Par Kevan Saab.
À cette entorse au débat démocratique, le président oppose l’impérieuse nécessité, selon lui, de relever le salaire minimum fédéral de 7,57$ à 10,10$, soit une augmentation d’un tiers d’un seul coup. Décision qui fédère tout le camp démocrate dont la lutte contre les inégalités est devenue la croisade principale.
Seulement voilà, comme on l’avait déjà vu précédemment, l’augmentation du salaire minimum est sûrement la décision économique la plus désastreuse que pourrait prendre l’administration Obama, et en particulier dans le contexte actuel.
Un pays toujours empêtré dans le chômage
Contrairement à ce que l’on peut lire dans les communiqués officiels, le taux de chômage américain n’est en aucun cas à 6,70 %. Tout comme le taux de chômage français, la statistique américaine n’est qu’une déformation grossière de la réalité. En effet, en éliminant systématiquement les chômeurs en fin de droits et ceux ayant renoncé à trouver un emploi, la baisse du taux de chômage américain ne s’est en aucun cas accompagnée d’une reprise de l’emploi. Ce constat est d’ailleurs confirmé par une analyse du taux d’emploi des personnes de plus de 15 ans, dont le niveau est largement en deçà des niveaux historiques :
D’après les données, environ 4,5% des Américains de plus de 15 ans ont rejoint les rangs des chômeurs suite à la crise et n’ont pas été capables de retrouver un emploi 5 ans plus tard. Quand on sait que 80% de la population américaine, soit environ 252 millions d’individus, a plus de 15 ans, on se rend compte que c’est environ 11 millions d’Américains qui ont été laissés sur le carreau suite à la crise.
À titre de comparaison, le voisin canadien qui a suivi une politique économique diamétralement opposée sous la houlette de Stephen Harper – il faut le signaler – a traversé la crise sans grande difficulté et a retrouvé son niveau d’emploi historique, preuve de la situation bien singulière des États-Unis en Amérique du Nord.
Le poids d’Obamacare
Pour les compagnies désirant recruter, la hausse prochaine du salaire minimum est loin de représenter l’ensemble des hausses salariales auxquelles elles devront faire face.
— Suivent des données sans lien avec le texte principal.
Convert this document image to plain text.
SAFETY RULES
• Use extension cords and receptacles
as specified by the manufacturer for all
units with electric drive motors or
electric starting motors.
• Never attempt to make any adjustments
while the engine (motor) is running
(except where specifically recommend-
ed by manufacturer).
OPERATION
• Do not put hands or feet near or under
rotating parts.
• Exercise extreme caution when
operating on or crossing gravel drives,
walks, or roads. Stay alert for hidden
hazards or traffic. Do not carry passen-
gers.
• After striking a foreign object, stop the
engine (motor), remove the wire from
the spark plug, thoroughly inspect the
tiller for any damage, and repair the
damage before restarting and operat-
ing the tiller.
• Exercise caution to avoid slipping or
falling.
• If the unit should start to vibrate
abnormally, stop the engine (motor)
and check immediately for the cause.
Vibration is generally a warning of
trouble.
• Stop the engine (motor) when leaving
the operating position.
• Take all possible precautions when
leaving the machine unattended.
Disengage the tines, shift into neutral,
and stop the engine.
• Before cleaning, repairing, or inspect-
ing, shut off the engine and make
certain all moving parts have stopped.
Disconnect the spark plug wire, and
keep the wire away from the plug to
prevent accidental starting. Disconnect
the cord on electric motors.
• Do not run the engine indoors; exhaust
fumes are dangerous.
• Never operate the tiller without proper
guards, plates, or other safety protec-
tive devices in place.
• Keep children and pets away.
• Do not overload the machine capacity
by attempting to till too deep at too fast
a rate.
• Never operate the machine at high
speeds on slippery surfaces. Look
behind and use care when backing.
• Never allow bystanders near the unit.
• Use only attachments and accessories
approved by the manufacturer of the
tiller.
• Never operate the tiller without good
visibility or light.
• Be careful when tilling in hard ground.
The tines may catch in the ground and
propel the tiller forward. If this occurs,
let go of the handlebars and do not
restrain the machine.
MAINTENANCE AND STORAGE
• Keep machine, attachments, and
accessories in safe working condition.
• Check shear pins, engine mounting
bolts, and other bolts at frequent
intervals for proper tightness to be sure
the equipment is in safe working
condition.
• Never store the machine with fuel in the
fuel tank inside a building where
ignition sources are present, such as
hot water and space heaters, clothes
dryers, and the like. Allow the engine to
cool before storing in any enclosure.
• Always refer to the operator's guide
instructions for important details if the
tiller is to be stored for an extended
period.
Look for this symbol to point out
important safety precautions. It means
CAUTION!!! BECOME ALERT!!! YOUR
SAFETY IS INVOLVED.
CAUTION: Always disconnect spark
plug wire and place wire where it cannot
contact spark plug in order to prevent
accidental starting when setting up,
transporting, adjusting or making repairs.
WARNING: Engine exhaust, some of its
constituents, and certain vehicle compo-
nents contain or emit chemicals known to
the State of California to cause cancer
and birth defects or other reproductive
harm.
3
De fait, avec l’entrée en fonction de l’Affordable Care Act (ACA) plus connu sous le nom d’Obamacare, les entreprises de plus de 50 salariés doivent désormais régler une pénalité annuelle par salarié non-couvert ou choisir d’inscrire leurs salariés à un régime d’assurance approuvé par le gouvernement. Seulement voilà, les nouveaux standards gouvernementaux ainsi que le fonctionnement même de l’ACA ont ni plus ni moins fait exploser les prix des premiums d’assurances à travers le pays.
Ainsi, le coût du travail est sur le point de subir une augmentation brutale à travers le pays comme l’analyse très bien la Heritage Fondation. Comme vous pouvez le constater, l’effet combiné de la hausse du salaire minimum et de la mise en place d’Obamacare va résulter en augmentation de plus de 50% du coût horaire d’un salarié au salaire minimum.
Figure 1 : À gauche: coût actuel d’un employé au salaire minimum. À droite: coût programmé d’un employé au salaire minimum. Source: Heritage Fondation.
Désastre annoncé sur le marché de l’emploi et précarisation des plus fragiles
Bien évidemment, cette hausse aussi spectaculaire que dangereuse ne sera pas sans conséquence sur un marché de l’emploi déjà sinistré. Dans un contexte économique international instable et un cadre fiscal et réglementaire aussi changeant, gageons que les entreprises américaines vont continuer à naviguer en limitant la voilure.
Bien-sûr, les premiers exclus du marché du travail seront comme à l’accoutumée les plus pauvres, les minorités, les jeunes, les moins diplômés. Bref, tous ceux dont la productivité horaire deviendra trop peu compétitive par rapport à leur nouveau coût horaire. Pour s’en convaincre, on se référera à l’excellent graphique de Charles Gave sur le sujet que je me permets de reproduire ici :
Ainsi, par une triste ironie du sort, il est quasiment certain que l’administration Obama va accélérer la disparition des emplois peu qualifiés. Si on prend pour exemple l’industrie du fast-food, cœur de la lutte pour une augmentation du salaire minimum rappelez-vous, on y constate des investissements massifs de la part des leaders du secteur afin de remplacer leurs salariés par des robots quand ceux-ci deviennent moins chers que leurs concurrents humains. Bref, une fois encore, la morale économique de toute cette histoire sera dure à accepter quand des millions d’employés de fast-food découvriront qu’à 12,71$ de l’heure, ces drôles de machine deviennent plus compétitives qu’eux :
Figure 2 : À gauche, borne self-service dans un McDonald’s en France. À droite : robot capable de préparer 360 burgers/heure par Momentum Machines.